How should we interpret this unusual behavior in such a popular test? One interpretation is that the T-test is designed to operate on normally distributed random variables. Sometimes, it also works reasonably on not-too-skewed random variables, through the central limit theorem. But it isn't designed to work for random variables with a distribution as skewed as the difference in strokes between Pearson and Fisher. And it certainly isn't designed to work in the presence of adversarial action like that which Pearson employed.

To be fair, if you truly believed that the stroke differences between Pearson and Fisher were normally distributed, (though they're clearly not, most obviously because they are all small integers), then the T-test would in fact be a reasonable test to use. And, if you actually had this much faith, then the non-monotonicity might be a reasonable property.

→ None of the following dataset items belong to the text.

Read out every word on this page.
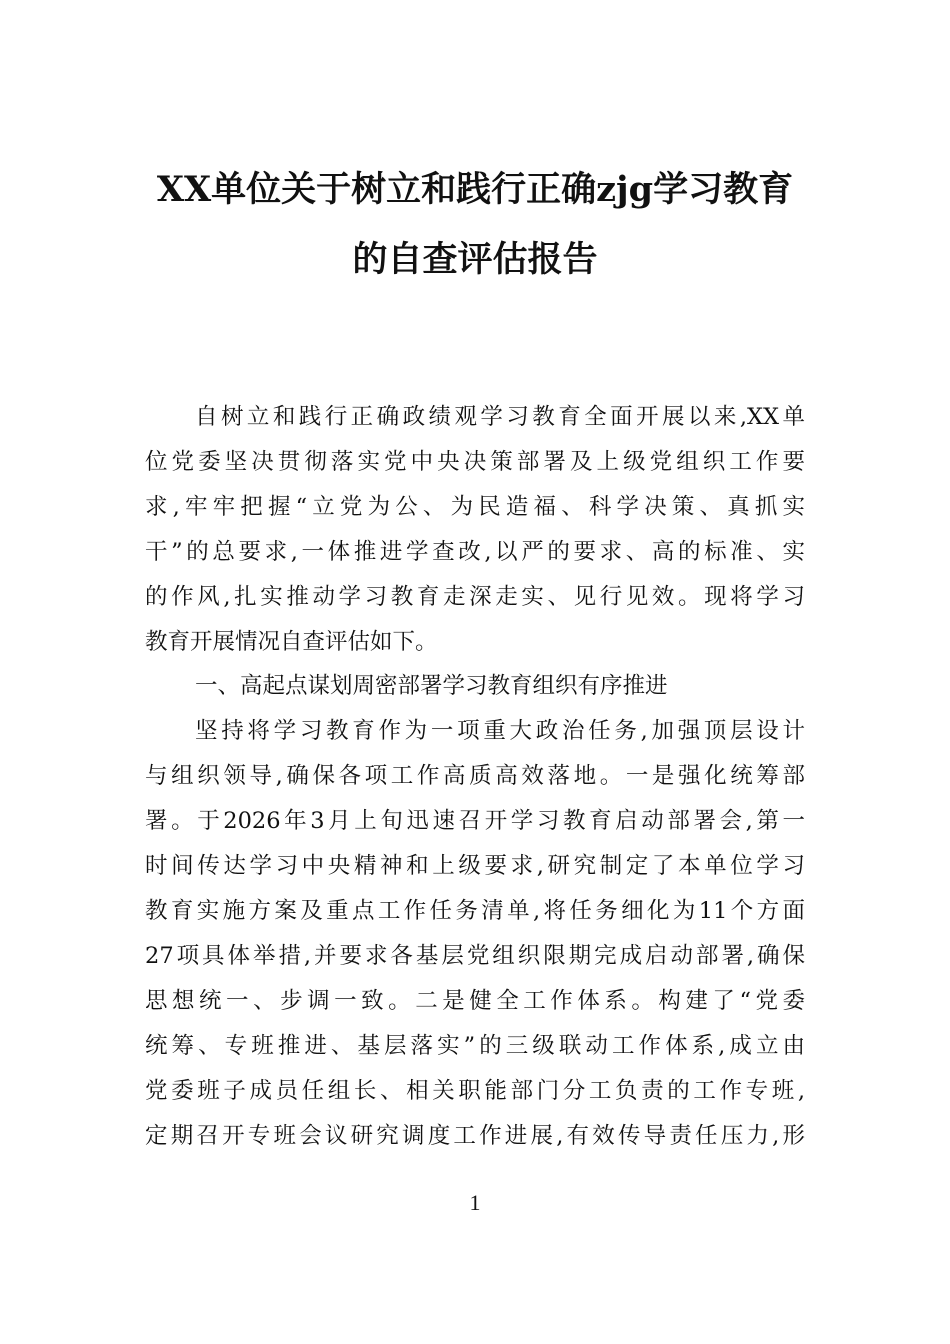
XX单位关于树立和践行正确zjg学习教育
的自查评估报告
自树立和践行正确政绩观学习教育全面开展以来,XX单
位党委坚决贯彻落实党中央决策部署及上级党组织工作要
求,牢牢把握“立党为公、为民造福、科学决策、真抓实
干”的总要求,一体推进学查改,以严的要求、高的标准、实
的作风,扎实推动学习教育走深走实、见行见效。现将学习
教育开展情况自查评估如下。
一、高起点谋划周密部署学习教育组织有序推进
坚持将学习教育作为一项重大政治任务,加强顶层设计
与组织领导,确保各项工作高质高效落地。一是强化统筹部
署。于2026年3月上旬迅速召开学习教育启动部署会,第一
时间传达学习中央精神和上级要求,研究制定了本单位学习
教育实施方案及重点工作任务清单,将任务细化为11个方面
27项具体举措,并要求各基层党组织限期完成启动部署,确保
思想统一、步调一致。二是健全工作体系。构建了“党委
统筹、专班推进、基层落实”的三级联动工作体系,成立由
党委班子成员任组长、相关职能部门分工负责的工作专班,
定期召开专班会议研究调度工作进展,有效传导责任压力,形
1
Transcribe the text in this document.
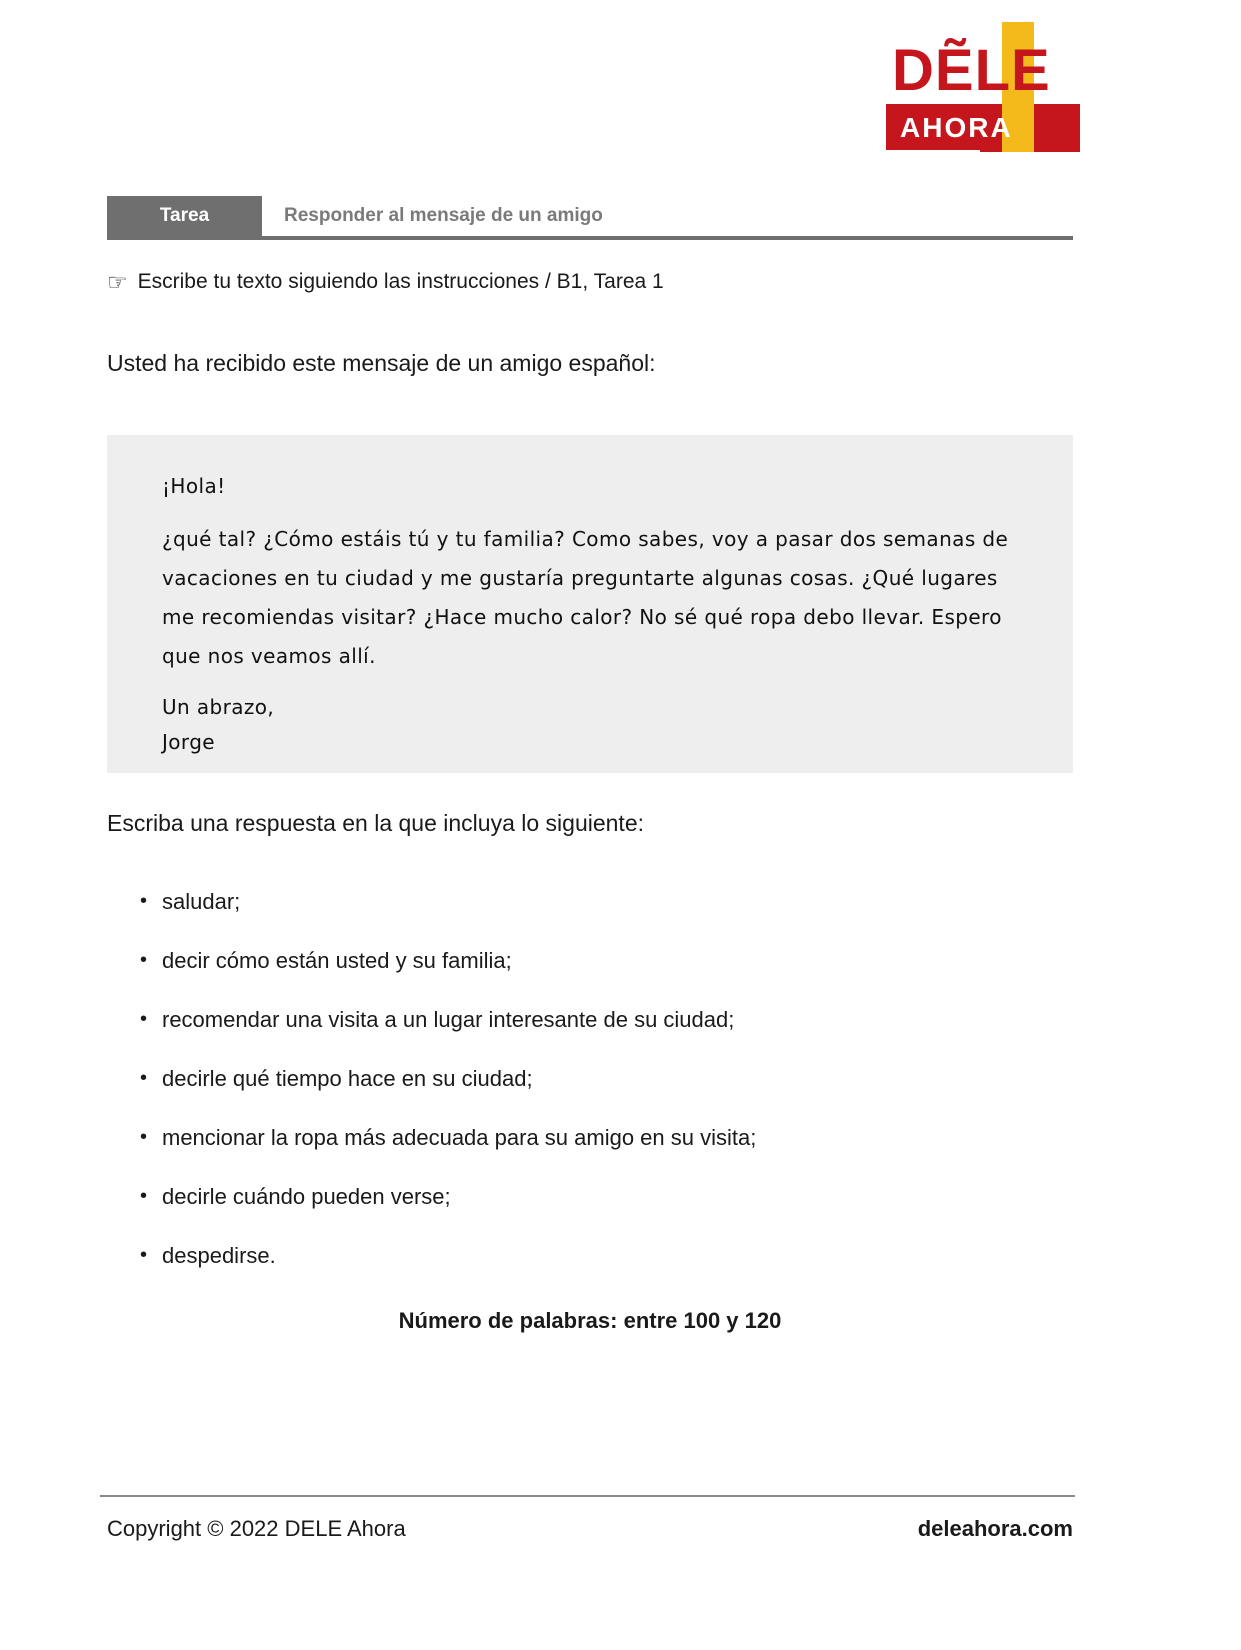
DẼLE
AHORA
Tarea	Responder al mensaje de un amigo
☞ Escribe tu texto siguiendo las instrucciones / B1, Tarea 1
Usted ha recibido este mensaje de un amigo español:
¡Hola!
¿qué tal? ¿Cómo estáis tú y tu familia? Como sabes, voy a pasar dos semanas de vacaciones en tu ciudad y me gustaría preguntarte algunas cosas. ¿Qué lugares me recomiendas visitar? ¿Hace mucho calor? No sé qué ropa debo llevar. Espero que nos veamos allí.
Un abrazo,
Jorge
Escriba una respuesta en la que incluya lo siguiente:
• saludar;
• decir cómo están usted y su familia;
• recomendar una visita a un lugar interesante de su ciudad;
• decirle qué tiempo hace en su ciudad;
• mencionar la ropa más adecuada para su amigo en su visita;
• decirle cuándo pueden verse;
• despedirse.
Número de palabras: entre 100 y 120
Copyright © 2022 DELE Ahora	deleahora.com
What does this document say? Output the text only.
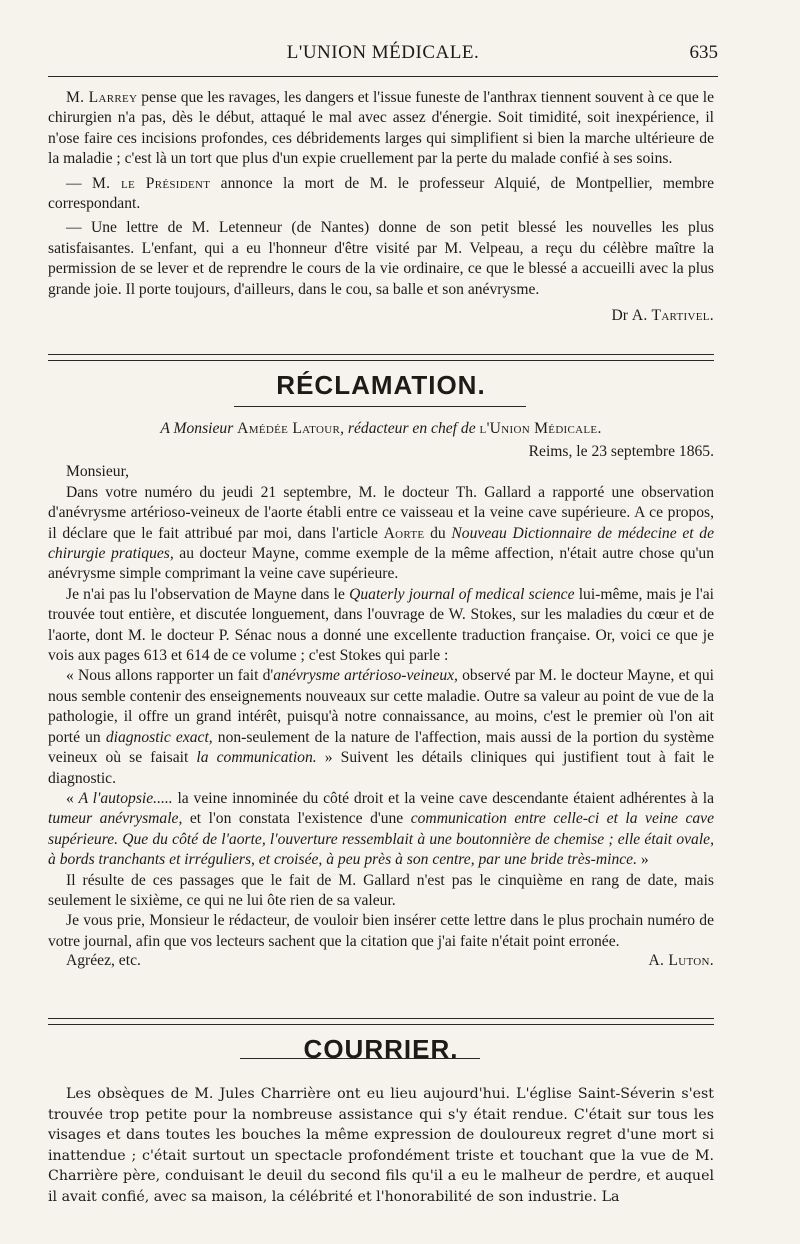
L'UNION MÉDICALE.	635

M. Larrey pense que les ravages, les dangers et l'issue funeste de l'anthrax tiennent souvent à ce que le chirurgien n'a pas, dès le début, attaqué le mal avec assez d'énergie. Soit timidité, soit inexpérience, il n'ose faire ces incisions profondes, ces débridements larges qui simplifient si bien la marche ultérieure de la maladie ; c'est là un tort que plus d'un expie cruellement par la perte du malade confié à ses soins.

— M. le Président annonce la mort de M. le professeur Alquié, de Montpellier, membre correspondant.

— Une lettre de M. Letenneur (de Nantes) donne de son petit blessé les nouvelles les plus satisfaisantes. L'enfant, qui a eu l'honneur d'être visité par M. Velpeau, a reçu du célèbre maître la permission de se lever et de reprendre le cours de la vie ordinaire, ce que le blessé a accueilli avec la plus grande joie. Il porte toujours, d'ailleurs, dans le cou, sa balle et son anévrysme.

Dr A. Tartivel.
RÉCLAMATION.
A Monsieur Amédée Latour, rédacteur en chef de l'Union Médicale.
Reims, le 23 septembre 1865.
Monsieur,

Dans votre numéro du jeudi 21 septembre, M. le docteur Th. Gallard a rapporté une observation d'anévrysme artérioso-veineux de l'aorte établi entre ce vaisseau et la veine cave supérieure. A ce propos, il déclare que le fait attribué par moi, dans l'article Aorte du Nouveau Dictionnaire de médecine et de chirurgie pratiques, au docteur Mayne, comme exemple de la même affection, n'était autre chose qu'un anévrysme simple comprimant la veine cave supérieure.

Je n'ai pas lu l'observation de Mayne dans le Quaterly journal of medical science lui-même, mais je l'ai trouvée tout entière, et discutée longuement, dans l'ouvrage de W. Stokes, sur les maladies du cœur et de l'aorte, dont M. le docteur P. Sénac nous a donné une excellente traduction française. Or, voici ce que je vois aux pages 613 et 614 de ce volume ; c'est Stokes qui parle :

« Nous allons rapporter un fait d'anévrysme artérioso-veineux, observé par M. le docteur Mayne, et qui nous semble contenir des enseignements nouveaux sur cette maladie. Outre sa valeur au point de vue de la pathologie, il offre un grand intérêt, puisqu'à notre connaissance, au moins, c'est le premier où l'on ait porté un diagnostic exact, non-seulement de la nature de l'affection, mais aussi de la portion du système veineux où se faisait la communication. » Suivent les détails cliniques qui justifient tout à fait le diagnostic.

« A l'autopsie..... la veine innominée du côté droit et la veine cave descendante étaient adhérentes à la tumeur anévrysmale, et l'on constata l'existence d'une communication entre celle-ci et la veine cave supérieure. Que du côté de l'aorte, l'ouverture ressemblait à une boutonnière de chemise ; elle était ovale, à bords tranchants et irréguliers, et croisée, à peu près à son centre, par une bride très-mince. »

Il résulte de ces passages que le fait de M. Gallard n'est pas le cinquième en rang de date, mais seulement le sixième, ce qui ne lui ôte rien de sa valeur.

Je vous prie, Monsieur le rédacteur, de vouloir bien insérer cette lettre dans le plus prochain numéro de votre journal, afin que vos lecteurs sachent que la citation que j'ai faite n'était point erronée.

Agréez, etc.	A. Luton.
COURRIER.

Les obsèques de M. Jules Charrière ont eu lieu aujourd'hui. L'église Saint-Séverin s'est trouvée trop petite pour la nombreuse assistance qui s'y était rendue. C'était sur tous les visages et dans toutes les bouches la même expression de douloureux regret d'une mort si inattendue ; c'était surtout un spectacle profondément triste et touchant que la vue de M. Charrière père, conduisant le deuil du second fils qu'il a eu le malheur de perdre, et auquel il avait confié, avec sa maison, la célébrité et l'honorabilité de son industrie. La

For this adversarial situation, though, a better test might be the sign test. Under this test, we assume that under the null hypothesis Pearson and Fisher are equally likely to win a hole. Then, the number of times that Fisher beat Pearson, conditional on the number of times Fisher and Pearson didn't tie, is binomially distributed with success probability 1/2. Under this test, we get a statistically significant two-sided p-value of 0.02:

```> 2 * pbinom(q=sum(fisher > pearson), size=sum(pearson != fisher), prob=0.5)
[1] 0.02127075
```

Under the sign test, the one-sided p-value is a non-increasing function of each of its inputs. In our case, this means that it incentivizes Pearson and Fisher to both play competitively. Unfortunately, under the normal distribution the sign test is not as powerful as the T-test; asymptotically it requires 1.57 (pi/2) times as much data as the T-test to achieve the same power.